[dropshadowbox align=»none» effect=»lifted-both» width=»auto» height=»» background_color=»#ffffff» border_width=»1″ border_color=»#dddddd» ]#выбор_дегустатора — это личный выбор.[/dropshadowbox]
«Хор несогласных» — четырнадцатая книга Ирины Евсы, русского поэта и переводчика, живущего в Харькове. После избранного «Альменды» (2017), объемного и многослойного, со сдержанным оформлением в донкихотских оттенках, — новый сборник стихотворений последних пяти лет выходит за пределы. На обложке фрагмент известнейшей картины Эдварда Мунка «Крик» — и это прямая метафора.

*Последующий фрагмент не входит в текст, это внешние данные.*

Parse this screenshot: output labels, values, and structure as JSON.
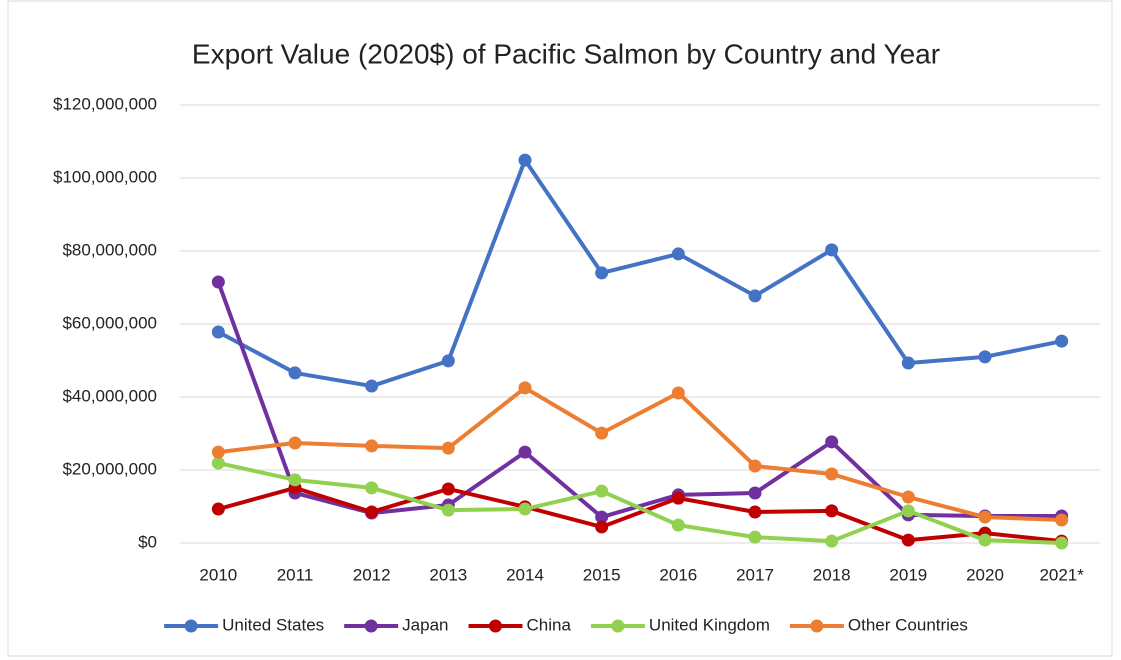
{
  "chart_data": {
    "type": "line",
    "title": "Export Value (2020$) of Pacific Salmon by Country and Year",
    "categories": [
      "2010",
      "2011",
      "2012",
      "2013",
      "2014",
      "2015",
      "2016",
      "2017",
      "2018",
      "2019",
      "2020",
      "2021*"
    ],
    "series": [
      {
        "name": "United States",
        "color": "#4472c4",
        "values": [
          57800000,
          46600000,
          43000000,
          49900000,
          104900000,
          74000000,
          79200000,
          67700000,
          80300000,
          49300000,
          51000000,
          55300000
        ]
      },
      {
        "name": "Japan",
        "color": "#7030a0",
        "values": [
          71500000,
          13700000,
          8200000,
          10400000,
          24900000,
          7100000,
          13200000,
          13700000,
          27700000,
          7700000,
          7400000,
          7400000
        ]
      },
      {
        "name": "China",
        "color": "#c00000",
        "values": [
          9300000,
          15100000,
          8500000,
          14800000,
          9900000,
          4400000,
          12300000,
          8500000,
          8800000,
          800000,
          2700000,
          500000
        ]
      },
      {
        "name": "United Kingdom",
        "color": "#92d050",
        "values": [
          21900000,
          17300000,
          15100000,
          9000000,
          9300000,
          14200000,
          4900000,
          1600000,
          500000,
          8800000,
          800000,
          0
        ]
      },
      {
        "name": "Other Countries",
        "color": "#ed7d31",
        "values": [
          24900000,
          27400000,
          26600000,
          26000000,
          42500000,
          30100000,
          41100000,
          21100000,
          18900000,
          12600000,
          7100000,
          6300000
        ]
      }
    ],
    "ylim": [
      0,
      120000000
    ],
    "yticks": [
      {
        "value": 0,
        "label": "$0"
      },
      {
        "value": 20000000,
        "label": "$20,000,000"
      },
      {
        "value": 40000000,
        "label": "$40,000,000"
      },
      {
        "value": 60000000,
        "label": "$60,000,000"
      },
      {
        "value": 80000000,
        "label": "$80,000,000"
      },
      {
        "value": 100000000,
        "label": "$100,000,000"
      },
      {
        "value": 120000000,
        "label": "$120,000,000"
      }
    ],
    "grid": true,
    "legend": "bottom"
  }
}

В установившихся обстоятельствах тоталитарной свободы хор несогласных кричать бы не посмел, если бы не решимость Евсы:
В общем, спрашивать не с кого —
разгребать доведётся самой.
И берется поэт за самые болючие темы общества. И не только украинского, несмотря на контуры Крыма, живым, персональным тиснением проступающего во многих стихах «Хора», и то, что «ты и сам давно раздвоен: у тебя внутри мятеж, / перестрелка, смута, зрада, разорённая страна, / где один — Аника-воин, а другой — А-ну-ка-врежь, / и обоим вам не надо ни победы, ни хрена».
Несогласие подопечных Евсы трагично в отчаянной безысходности и в жестокой, обидной естественности. Как можно согласиться со смертью, старостью, приходящими с ними бедами и неволей? Никак. Априори не согласен. Никто. Старость — самый беспощадный тюремщик. И Евса щемяще точно передает черты, движения, сны стариков. И всех тех, кто не входит в ансамбль согласных. Они не способны скакать ритуальные танцы в силу возраста и здоровья, везения и судьбы, убеждений и голоса. Негодных не брать. Не, не, не…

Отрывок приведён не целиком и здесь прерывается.